“God seldom, if ever, reveals concepts about himself. He simply reveals himself. Such encounters deeply transform our concepts.” Kindle Ed., loc 37
If you have ever wondered how we learn to believe what we believe…especially in a setting such as a church or denomination this book might be for you. It answers a lot of questions regarding how tradition is passed on and why. Combining sociological perspective and theological wit, Rabe provides insight on a level I have yet to find at a popular level.
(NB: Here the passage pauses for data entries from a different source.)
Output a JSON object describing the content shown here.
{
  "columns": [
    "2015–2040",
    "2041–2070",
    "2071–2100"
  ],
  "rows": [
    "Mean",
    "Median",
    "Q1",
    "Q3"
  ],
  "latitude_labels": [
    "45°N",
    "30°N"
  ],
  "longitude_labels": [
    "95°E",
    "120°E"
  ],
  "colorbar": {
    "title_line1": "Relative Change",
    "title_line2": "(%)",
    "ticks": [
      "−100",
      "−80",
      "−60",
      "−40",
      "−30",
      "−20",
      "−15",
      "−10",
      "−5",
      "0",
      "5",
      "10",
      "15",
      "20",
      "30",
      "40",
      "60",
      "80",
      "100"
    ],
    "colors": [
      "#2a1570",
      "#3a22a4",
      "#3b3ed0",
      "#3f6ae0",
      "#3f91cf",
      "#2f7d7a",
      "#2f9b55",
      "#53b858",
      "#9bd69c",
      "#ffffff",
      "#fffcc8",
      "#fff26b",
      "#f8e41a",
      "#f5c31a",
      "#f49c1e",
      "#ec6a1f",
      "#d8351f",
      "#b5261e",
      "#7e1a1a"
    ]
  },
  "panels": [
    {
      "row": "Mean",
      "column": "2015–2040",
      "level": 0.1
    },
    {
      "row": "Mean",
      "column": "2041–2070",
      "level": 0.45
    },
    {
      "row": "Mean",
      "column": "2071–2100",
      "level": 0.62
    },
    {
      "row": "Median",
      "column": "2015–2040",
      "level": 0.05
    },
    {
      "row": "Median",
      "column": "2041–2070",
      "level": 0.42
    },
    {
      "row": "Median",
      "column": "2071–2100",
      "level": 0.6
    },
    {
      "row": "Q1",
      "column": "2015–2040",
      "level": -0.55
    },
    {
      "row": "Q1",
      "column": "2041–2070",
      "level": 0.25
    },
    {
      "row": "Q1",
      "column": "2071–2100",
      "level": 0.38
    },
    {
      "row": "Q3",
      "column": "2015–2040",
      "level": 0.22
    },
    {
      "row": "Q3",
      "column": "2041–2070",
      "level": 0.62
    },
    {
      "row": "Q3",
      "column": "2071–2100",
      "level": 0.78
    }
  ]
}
I found this book to be a bit enigmatic. I confess, I chose it mostly because I have been seeing quite a few references to Rene Girard and Mimetic Theory in my biblical studies. As such, I thought this book might provide some insight without having to attend to the primary sources. I think this is what took me so long to get through the book. I found it incredibly insightful, and yes, it did give me the Girardian basics I was looking for, but I couldn’t help but feel the writing style was either a bit disjointed or parts of the book were left unedited. Other than that, there were several chapters that are worth the price of the book alone: Paradox of Evil, History of Satan, Atonement Theories and Sacrifice, and Mimetic Atonement. These chapters, I believe, were well written and do a wonderful job of suggesting alternatives to the popular Christian thought on these topics. Overall, I would recommend the book to anyone interested in learning how to begin to apply Mimetic Theory to their understanding of the Bible or their faith and practice. Indeed, the disjointedness I experienced could well have been the fact that I was taking on a subject unfamiliar to me. That said, I sure highlighted tons of quotes that I expect to refer back to in my studies and teaching.
Disclaimer: Yes, I received a free copy of this book, but ultimately I chose to review it!